For SBN data preparers, if the intent is to create a DOI for this specific product, then at least one of author_list or editor_list must occur; both may occur.

In general, the author_list credits the people responsible for collecting the data and putting it in its present object-file form with the label; the editor_list credits the people responsible for gathering existing data or documents into a PDS4 product. In either case, formatting follows the ADS conventions with the principal author/editor coming first. The format for a single name is "surname [suffix], initials", with each initial followed by a full stop ('.') and an optional space between initials. Multiple names are separated by a semi-colon (';').

<publication_year>

REQUIRED

The publication year is the year that PDS released the product for public consumption. For documents, this should be the year of publication of the PDS4-labelled product, which is likely to be different from the year of publication of a document previously released in some other form (the document label contains that information elsewhere).

<keyword>

OPTIONAL

Use this attribute for the sort of keywords you would include in a manuscript submission. This is an opportunity to get additional, specific search terms into the metadata to help users locate data without having to rely on words in free-format descriptive fields.

SBN strongly recommends that keywords be selected from the Unified Astronomy Thesaurus.

Some examples:

<keyword>Comet nuclei;/keyword>
<keyword>Comet tails</keyword>
<keyword>Near-Earth objects</keyword>

and so on.

<description>

REQUIRED

This should be a brief description - an abstract for a document, or the equivalent for an observational, collection, or bundle product.

Note that this description (or at least the first few hundred characters) will be returned as a brief description by the central search interface. So make it pithy and don't bury the lead.


<Modification_History>

OPTIONAL

This class is here for use in tracking the revision history of this product, as desired. It must have at least one <Modification_Detail> subclass, and can have as many as needed. PDS has no official opinion on whether your Modification_Details are listed in chronological or reverse chronological order. We do ask that, within a label (and preferably within a collection), you use one order consistently.

When deciding when and how to use this class, remember that the label is an archival document. Proper documentation here could help future users understand why new versions of the product were created, or how one version improves on a previous one. Comments that will have no meaning or significance to a user 20 years from now should probably not be recorded for confused posterity in the <Modification_History>.

<Modification_Detail>

REQUIRED

This class contains details of one episode of modification.

<modification_date>

REQUIRED

Date, in YYYY-MM-DD format, of the described modification. The date can be repeated in another <Modification_Detail> for this product, if that makes sense (no time part may be included in the value).

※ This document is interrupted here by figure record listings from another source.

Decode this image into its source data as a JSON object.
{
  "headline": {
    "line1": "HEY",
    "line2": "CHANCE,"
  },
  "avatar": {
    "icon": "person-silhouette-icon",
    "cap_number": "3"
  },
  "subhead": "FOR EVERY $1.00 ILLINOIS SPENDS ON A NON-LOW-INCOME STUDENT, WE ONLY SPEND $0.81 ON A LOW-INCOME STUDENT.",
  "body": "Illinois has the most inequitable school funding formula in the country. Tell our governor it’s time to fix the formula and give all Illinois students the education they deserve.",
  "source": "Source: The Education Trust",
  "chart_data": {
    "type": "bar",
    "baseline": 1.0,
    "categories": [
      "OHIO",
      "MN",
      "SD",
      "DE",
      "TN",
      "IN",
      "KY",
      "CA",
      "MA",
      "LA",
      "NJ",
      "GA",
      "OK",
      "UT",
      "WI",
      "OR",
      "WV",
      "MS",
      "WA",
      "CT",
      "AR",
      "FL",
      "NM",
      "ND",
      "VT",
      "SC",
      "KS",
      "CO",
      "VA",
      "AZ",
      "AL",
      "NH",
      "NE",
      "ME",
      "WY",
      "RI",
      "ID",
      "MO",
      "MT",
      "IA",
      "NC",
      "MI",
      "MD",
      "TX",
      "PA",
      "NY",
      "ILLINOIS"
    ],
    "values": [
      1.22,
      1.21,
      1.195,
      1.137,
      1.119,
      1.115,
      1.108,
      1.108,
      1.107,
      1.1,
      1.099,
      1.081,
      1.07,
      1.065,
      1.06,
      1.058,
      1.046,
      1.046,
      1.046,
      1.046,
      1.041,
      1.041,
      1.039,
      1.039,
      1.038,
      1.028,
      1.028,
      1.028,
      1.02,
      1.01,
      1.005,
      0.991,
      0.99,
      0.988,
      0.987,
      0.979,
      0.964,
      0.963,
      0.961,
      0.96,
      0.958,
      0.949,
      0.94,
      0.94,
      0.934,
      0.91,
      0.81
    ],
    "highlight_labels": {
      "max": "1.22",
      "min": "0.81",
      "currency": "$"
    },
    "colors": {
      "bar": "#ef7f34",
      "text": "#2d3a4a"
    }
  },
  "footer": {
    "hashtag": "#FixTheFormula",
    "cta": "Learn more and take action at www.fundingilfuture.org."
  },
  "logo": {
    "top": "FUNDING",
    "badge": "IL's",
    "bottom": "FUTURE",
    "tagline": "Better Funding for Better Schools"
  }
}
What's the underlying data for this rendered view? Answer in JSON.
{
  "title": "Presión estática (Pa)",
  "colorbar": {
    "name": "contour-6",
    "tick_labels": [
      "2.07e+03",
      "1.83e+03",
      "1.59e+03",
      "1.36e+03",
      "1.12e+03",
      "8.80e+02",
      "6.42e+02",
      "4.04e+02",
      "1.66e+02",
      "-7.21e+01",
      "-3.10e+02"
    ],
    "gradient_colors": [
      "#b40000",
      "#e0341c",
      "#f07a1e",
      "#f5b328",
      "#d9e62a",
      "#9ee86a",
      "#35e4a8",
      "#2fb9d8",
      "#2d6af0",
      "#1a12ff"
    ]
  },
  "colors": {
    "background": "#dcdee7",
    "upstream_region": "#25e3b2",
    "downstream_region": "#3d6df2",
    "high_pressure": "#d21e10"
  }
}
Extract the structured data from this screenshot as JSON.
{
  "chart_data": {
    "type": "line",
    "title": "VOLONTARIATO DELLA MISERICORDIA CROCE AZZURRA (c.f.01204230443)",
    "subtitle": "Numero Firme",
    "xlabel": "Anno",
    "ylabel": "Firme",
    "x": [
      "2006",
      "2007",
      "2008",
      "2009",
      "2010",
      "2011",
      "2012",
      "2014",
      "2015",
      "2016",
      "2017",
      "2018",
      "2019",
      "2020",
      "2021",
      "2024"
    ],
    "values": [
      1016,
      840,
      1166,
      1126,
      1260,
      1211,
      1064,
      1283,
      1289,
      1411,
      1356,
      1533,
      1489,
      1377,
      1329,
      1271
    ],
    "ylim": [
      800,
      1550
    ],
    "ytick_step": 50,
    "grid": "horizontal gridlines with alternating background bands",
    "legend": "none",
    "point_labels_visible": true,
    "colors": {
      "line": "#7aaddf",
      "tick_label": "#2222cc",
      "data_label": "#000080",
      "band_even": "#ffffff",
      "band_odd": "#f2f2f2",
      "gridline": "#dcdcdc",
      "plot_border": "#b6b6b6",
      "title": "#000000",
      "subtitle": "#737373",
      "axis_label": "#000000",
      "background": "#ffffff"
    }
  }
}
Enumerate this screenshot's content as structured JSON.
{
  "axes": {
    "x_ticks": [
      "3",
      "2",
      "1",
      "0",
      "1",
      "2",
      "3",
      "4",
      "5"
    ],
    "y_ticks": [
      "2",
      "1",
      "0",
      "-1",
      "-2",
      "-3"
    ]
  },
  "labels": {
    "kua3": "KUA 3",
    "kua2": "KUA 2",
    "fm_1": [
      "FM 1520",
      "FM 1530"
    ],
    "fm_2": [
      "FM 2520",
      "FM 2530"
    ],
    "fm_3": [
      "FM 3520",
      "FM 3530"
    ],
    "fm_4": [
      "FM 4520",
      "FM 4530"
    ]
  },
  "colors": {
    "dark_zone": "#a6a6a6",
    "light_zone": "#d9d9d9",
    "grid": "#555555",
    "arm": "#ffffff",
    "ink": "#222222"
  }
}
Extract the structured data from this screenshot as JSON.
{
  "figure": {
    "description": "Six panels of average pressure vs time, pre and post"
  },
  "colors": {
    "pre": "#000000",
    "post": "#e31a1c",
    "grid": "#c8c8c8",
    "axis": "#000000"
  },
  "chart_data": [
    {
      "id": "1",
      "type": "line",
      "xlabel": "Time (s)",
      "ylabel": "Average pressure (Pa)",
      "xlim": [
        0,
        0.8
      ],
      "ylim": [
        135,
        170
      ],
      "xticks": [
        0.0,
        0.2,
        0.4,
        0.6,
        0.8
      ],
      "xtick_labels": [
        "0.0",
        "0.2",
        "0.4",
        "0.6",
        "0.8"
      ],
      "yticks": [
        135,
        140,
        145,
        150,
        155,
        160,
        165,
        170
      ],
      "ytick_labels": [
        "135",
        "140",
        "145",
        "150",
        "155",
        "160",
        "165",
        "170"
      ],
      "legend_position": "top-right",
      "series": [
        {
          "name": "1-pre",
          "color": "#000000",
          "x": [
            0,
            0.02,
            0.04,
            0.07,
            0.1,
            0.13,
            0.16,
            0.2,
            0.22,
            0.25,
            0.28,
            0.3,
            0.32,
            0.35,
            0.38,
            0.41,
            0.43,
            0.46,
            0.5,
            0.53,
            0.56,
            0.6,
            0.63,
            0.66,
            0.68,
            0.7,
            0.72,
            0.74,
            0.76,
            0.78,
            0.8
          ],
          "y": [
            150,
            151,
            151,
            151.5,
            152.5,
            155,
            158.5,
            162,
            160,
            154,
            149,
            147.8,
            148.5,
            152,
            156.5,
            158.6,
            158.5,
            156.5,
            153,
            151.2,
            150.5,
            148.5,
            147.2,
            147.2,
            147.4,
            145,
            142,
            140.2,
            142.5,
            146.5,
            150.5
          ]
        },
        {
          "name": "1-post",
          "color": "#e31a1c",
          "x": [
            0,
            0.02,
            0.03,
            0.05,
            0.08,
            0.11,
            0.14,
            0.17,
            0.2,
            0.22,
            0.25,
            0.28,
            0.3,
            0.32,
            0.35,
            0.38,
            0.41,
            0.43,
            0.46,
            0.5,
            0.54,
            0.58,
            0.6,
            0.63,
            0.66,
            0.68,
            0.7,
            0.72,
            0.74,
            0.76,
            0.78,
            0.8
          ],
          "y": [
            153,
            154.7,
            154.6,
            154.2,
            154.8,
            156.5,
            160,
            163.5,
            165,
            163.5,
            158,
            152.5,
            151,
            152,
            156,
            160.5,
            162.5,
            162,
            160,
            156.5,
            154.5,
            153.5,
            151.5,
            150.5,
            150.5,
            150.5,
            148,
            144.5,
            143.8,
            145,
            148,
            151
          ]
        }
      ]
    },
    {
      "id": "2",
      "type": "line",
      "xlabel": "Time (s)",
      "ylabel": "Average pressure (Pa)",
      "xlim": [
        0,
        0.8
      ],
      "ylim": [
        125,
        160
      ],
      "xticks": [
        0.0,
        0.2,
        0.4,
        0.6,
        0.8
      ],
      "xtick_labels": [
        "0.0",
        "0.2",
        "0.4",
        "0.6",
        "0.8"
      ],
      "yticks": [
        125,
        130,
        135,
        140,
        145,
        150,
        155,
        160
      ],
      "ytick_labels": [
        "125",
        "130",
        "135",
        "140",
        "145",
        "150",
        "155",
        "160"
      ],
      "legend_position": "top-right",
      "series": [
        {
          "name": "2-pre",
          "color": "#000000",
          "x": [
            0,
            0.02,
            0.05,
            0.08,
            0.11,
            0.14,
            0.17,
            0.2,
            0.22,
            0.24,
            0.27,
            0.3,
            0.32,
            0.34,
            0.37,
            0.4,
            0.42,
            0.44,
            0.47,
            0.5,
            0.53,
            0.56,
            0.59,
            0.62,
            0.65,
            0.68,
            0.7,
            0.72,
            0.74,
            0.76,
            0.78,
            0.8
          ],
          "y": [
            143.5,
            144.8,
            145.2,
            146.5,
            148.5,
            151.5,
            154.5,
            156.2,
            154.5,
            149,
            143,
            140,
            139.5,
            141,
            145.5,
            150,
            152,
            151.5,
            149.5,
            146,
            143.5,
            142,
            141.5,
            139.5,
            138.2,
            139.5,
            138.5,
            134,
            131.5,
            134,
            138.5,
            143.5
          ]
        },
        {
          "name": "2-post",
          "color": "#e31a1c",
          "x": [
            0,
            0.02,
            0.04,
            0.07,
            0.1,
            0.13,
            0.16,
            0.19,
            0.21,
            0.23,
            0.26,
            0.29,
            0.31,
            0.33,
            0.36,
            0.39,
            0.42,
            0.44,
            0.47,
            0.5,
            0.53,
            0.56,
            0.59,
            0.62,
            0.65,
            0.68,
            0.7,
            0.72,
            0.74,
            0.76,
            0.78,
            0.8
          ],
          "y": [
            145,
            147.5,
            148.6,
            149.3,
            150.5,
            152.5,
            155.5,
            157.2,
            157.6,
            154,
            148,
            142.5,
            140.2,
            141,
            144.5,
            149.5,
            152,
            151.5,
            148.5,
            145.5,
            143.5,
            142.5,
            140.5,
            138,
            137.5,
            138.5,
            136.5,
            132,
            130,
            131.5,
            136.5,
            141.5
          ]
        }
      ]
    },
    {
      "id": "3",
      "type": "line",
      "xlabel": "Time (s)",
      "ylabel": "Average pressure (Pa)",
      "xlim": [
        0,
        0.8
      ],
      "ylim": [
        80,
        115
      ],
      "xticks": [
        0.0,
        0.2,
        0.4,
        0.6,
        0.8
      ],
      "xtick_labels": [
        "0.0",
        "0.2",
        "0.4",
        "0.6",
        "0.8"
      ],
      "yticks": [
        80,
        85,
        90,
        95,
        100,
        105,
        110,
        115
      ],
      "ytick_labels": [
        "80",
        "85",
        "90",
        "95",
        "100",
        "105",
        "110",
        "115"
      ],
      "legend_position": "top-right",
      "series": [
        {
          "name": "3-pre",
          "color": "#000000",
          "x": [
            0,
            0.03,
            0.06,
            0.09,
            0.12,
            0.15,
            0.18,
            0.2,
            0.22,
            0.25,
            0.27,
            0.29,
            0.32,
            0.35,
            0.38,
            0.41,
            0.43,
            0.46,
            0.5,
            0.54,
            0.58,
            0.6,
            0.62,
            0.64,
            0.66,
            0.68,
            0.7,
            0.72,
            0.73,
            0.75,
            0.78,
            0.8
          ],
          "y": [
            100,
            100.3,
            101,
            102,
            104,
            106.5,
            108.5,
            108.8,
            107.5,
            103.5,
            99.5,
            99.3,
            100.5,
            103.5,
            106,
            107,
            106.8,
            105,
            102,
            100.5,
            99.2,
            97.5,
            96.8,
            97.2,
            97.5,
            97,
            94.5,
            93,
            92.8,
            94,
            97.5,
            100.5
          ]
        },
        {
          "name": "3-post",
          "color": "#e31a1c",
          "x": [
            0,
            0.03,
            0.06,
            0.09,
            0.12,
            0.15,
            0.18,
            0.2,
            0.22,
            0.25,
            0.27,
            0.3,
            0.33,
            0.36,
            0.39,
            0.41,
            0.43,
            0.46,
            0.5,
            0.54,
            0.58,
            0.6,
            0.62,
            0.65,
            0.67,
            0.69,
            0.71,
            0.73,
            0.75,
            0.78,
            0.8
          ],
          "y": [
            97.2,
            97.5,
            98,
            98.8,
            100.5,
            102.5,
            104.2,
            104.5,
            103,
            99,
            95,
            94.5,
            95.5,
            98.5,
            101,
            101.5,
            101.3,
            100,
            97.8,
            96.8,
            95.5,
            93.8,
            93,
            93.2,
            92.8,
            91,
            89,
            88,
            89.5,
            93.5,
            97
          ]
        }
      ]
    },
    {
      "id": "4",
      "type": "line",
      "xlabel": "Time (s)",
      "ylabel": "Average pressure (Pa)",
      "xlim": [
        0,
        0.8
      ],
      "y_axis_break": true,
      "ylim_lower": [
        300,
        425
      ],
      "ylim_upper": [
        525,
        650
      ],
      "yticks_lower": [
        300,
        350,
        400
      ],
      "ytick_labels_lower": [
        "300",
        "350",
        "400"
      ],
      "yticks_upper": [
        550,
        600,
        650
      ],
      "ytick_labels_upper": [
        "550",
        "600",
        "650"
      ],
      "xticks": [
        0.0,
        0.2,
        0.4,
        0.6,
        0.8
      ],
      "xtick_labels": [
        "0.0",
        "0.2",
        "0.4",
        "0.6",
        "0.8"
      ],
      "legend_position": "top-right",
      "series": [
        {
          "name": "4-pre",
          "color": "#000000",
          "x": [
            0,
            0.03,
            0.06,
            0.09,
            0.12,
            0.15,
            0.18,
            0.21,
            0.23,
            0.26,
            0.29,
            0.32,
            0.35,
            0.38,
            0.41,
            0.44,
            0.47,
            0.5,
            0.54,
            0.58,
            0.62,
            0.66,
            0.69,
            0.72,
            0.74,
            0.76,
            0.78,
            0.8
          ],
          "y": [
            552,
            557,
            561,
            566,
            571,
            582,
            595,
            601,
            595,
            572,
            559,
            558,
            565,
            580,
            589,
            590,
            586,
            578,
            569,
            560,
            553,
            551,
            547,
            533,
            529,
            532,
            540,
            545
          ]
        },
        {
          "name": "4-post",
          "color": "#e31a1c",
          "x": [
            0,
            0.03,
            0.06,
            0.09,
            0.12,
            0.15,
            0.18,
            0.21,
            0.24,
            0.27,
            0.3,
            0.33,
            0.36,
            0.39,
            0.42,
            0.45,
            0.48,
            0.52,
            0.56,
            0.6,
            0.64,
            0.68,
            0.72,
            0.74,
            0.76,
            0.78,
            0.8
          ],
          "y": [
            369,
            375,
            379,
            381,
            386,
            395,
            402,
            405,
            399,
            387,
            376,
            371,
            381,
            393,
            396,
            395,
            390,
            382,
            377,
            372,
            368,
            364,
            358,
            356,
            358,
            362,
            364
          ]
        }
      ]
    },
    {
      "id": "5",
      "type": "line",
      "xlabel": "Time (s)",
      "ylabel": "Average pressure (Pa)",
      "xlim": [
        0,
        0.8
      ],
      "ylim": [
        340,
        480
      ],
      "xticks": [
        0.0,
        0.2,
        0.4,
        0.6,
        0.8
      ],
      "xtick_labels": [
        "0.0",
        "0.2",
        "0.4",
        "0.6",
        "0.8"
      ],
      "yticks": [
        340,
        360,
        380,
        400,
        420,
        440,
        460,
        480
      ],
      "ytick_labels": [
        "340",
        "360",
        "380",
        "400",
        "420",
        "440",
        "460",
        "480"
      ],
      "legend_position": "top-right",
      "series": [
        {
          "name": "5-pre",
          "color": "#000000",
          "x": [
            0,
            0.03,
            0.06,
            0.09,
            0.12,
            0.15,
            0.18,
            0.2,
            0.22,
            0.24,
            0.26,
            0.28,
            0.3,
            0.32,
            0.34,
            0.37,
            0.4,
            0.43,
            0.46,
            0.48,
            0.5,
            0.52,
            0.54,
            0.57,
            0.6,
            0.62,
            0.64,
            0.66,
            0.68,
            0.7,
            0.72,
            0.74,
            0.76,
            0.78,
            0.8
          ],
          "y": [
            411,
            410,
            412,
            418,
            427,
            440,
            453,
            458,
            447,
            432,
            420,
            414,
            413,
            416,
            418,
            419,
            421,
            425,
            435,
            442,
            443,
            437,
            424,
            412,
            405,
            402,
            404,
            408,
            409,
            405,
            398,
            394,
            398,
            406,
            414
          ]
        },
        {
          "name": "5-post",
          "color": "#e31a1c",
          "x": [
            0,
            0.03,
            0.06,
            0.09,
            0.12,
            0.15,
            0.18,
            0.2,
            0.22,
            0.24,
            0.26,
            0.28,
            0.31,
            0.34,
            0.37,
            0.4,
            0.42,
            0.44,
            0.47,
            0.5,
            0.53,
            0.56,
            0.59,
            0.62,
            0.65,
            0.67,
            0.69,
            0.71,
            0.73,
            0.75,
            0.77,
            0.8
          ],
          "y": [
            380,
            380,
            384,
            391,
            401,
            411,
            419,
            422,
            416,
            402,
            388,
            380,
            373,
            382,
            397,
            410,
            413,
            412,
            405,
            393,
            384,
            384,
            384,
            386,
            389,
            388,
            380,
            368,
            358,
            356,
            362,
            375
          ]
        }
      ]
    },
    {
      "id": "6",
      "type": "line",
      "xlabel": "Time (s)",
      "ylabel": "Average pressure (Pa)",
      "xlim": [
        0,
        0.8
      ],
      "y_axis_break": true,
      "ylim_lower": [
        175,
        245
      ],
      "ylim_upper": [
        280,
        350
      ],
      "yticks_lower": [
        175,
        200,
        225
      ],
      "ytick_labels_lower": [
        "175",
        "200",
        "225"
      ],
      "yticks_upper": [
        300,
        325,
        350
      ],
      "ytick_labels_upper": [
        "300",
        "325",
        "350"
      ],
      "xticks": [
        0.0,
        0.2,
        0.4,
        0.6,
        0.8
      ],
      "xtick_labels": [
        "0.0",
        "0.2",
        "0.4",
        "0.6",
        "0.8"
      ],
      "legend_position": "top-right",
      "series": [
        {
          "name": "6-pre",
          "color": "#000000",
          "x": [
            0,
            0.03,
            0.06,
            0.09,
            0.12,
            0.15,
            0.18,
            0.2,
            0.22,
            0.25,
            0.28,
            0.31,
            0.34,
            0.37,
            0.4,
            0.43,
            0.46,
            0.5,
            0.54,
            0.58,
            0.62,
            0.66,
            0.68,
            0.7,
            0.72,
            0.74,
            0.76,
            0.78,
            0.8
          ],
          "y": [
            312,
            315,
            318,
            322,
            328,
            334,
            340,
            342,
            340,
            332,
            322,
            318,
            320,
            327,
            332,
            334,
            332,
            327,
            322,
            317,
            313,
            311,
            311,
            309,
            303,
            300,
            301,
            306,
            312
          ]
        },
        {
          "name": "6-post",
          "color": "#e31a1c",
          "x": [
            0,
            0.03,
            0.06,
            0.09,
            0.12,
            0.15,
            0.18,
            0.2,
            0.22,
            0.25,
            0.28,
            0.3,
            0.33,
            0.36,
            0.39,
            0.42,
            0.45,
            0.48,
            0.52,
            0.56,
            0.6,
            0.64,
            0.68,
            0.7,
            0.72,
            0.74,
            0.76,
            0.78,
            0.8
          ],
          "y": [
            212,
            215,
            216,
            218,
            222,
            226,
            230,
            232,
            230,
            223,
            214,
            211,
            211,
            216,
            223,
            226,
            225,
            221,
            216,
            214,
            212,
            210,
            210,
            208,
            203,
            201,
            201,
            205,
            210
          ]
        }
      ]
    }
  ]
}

No chronological order is enforced, but it's probably a good idea to stick with either "most recent first" or "oldest first" in any given label, and preferably throughout the products of a single collection.

<version_id>

REQUIRED

The value of <version_id> in the <Identification_Area> after the described change was made. There may be several entries corresponding to separate changes made to produce a particular version, if that makes sense.

Logically, <version_id> should increase with <modification_date>, but as of this writing there are no plans to attempt to check or enforce that.

<description>

REQUIRED

A free-format text field (ASCII characters only) for describing the change(s) made. Any formatting (like tables or paragraph breaks) will be preserved.